Objective: Understand the effectiveness of intratympanic (IT) dexamethasone for Ménière disease when given on an as-needed basis for worsening symptoms. Method: Retrospective cohort of 115 patients with AAO-HNS criteria for definite Ménière disease who had failed lifestyle modifications and medical therapy. All patients received initial IT dexamethasone treatment. If unsuccessful in controlling symptoms, patients then chose further IT dexamethasone injections or ablative therapy (IT gentamicin or endolymphatic sac surgery).
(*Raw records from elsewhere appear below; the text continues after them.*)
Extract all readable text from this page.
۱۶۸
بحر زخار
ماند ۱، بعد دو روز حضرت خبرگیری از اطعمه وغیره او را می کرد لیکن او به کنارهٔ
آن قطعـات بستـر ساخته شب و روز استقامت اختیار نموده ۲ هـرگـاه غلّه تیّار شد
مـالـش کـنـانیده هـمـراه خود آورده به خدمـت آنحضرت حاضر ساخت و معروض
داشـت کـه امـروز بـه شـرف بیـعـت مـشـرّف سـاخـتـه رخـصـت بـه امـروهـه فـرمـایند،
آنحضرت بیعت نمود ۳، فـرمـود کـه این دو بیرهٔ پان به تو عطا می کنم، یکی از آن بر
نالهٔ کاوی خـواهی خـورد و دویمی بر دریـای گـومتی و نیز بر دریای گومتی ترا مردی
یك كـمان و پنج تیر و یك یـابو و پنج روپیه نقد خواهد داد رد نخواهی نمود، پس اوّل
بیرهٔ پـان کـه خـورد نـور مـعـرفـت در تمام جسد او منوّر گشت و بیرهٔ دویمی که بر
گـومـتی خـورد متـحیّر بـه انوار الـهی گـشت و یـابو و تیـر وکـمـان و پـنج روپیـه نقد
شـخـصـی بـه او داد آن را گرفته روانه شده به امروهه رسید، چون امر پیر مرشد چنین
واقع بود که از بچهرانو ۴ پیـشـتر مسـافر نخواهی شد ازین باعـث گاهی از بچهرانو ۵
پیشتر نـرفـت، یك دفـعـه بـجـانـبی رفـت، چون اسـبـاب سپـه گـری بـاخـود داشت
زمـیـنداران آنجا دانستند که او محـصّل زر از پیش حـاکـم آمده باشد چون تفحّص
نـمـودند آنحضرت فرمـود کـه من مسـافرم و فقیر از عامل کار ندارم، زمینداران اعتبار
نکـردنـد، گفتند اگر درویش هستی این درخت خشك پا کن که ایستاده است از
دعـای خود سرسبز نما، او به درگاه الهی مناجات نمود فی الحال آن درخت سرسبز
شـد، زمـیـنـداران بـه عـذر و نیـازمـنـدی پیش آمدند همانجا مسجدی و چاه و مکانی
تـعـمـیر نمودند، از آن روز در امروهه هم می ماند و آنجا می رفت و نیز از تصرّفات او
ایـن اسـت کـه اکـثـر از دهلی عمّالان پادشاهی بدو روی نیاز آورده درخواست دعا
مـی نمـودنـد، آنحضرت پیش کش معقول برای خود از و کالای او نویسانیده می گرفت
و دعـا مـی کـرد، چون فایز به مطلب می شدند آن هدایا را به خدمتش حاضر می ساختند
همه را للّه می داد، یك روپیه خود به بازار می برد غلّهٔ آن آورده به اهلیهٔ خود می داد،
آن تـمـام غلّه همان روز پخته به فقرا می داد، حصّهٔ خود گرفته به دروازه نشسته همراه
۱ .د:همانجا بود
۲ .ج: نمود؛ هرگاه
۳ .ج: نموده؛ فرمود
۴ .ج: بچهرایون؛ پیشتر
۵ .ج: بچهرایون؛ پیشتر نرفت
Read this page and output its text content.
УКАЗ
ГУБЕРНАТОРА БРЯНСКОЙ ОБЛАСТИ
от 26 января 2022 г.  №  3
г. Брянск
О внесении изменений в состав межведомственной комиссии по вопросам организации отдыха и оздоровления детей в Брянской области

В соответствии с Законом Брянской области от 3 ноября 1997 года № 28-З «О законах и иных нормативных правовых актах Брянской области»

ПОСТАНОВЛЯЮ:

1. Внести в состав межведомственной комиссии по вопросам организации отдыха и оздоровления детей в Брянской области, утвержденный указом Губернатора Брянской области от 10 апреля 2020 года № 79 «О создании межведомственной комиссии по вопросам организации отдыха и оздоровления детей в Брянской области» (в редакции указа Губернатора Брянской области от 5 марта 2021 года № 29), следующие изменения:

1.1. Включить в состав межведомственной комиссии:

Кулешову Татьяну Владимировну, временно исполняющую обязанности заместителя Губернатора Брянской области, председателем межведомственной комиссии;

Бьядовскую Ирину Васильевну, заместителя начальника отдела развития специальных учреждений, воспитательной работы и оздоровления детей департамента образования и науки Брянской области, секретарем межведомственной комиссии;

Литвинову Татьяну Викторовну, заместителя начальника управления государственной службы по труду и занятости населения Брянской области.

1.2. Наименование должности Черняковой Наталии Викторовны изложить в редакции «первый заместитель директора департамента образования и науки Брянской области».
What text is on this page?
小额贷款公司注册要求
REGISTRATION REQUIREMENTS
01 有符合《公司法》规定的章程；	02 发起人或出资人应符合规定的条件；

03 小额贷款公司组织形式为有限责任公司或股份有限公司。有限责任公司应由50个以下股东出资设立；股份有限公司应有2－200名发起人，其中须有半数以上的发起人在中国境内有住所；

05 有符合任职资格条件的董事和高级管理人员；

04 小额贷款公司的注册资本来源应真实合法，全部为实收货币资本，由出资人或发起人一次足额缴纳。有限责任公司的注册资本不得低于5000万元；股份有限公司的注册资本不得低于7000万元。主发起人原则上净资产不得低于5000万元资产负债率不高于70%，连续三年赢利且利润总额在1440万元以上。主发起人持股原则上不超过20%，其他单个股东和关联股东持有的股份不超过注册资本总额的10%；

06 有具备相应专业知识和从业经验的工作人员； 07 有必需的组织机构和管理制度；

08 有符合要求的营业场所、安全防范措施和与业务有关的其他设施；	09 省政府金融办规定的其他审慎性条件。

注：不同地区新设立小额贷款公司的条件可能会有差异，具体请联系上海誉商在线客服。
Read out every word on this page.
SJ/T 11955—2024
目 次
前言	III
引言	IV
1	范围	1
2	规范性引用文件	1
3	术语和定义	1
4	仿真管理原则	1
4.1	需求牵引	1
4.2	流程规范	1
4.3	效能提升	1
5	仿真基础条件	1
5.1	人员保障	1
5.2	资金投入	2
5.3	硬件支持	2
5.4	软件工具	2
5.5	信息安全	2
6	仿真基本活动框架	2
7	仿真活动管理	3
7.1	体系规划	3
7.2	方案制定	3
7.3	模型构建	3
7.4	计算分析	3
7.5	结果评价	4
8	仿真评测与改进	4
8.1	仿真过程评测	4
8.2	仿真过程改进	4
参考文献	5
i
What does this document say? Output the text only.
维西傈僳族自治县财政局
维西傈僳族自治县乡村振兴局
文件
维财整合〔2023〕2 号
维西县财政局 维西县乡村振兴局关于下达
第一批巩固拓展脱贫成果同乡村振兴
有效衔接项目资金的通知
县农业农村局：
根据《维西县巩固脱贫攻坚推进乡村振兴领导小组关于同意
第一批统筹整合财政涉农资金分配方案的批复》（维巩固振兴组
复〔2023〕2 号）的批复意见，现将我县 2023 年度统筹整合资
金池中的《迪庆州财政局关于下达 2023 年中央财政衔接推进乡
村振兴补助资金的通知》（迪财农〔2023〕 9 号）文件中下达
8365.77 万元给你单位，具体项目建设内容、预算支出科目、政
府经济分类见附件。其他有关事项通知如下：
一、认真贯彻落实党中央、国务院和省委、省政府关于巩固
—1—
Results: Of the 115 patients in this study, 92 (80.0%) reported satisfactory control of their Ménière disease symptoms with IT dexamethasone while 18 (20.0%) chose to receive ablative therapy. In those patients controlled with IT dexamethasone 58 (63.0%) were controlled with 3 or less injections, 28 (30.4%) were controlled with 4 to 10 injections, and 6 (6.5%) were controlled with more than 10 injections. Of those patients who chose ablative therapy, 8 (34.8%) chose IT gentamicin and 15 (65.2%) chose endolymphatic sac surgery. Age, sex, and duration of symptoms were not statistically associated with failed IT dexamethasone therapy (all P > .05). Conclusion: While multiple injections may be required, IT dexamethasone appears to be an effective alternative to ablative therapy in controlling symptoms in the majority of patients and can be used on an as-needed basis when a patient’s symptoms significantly worsen.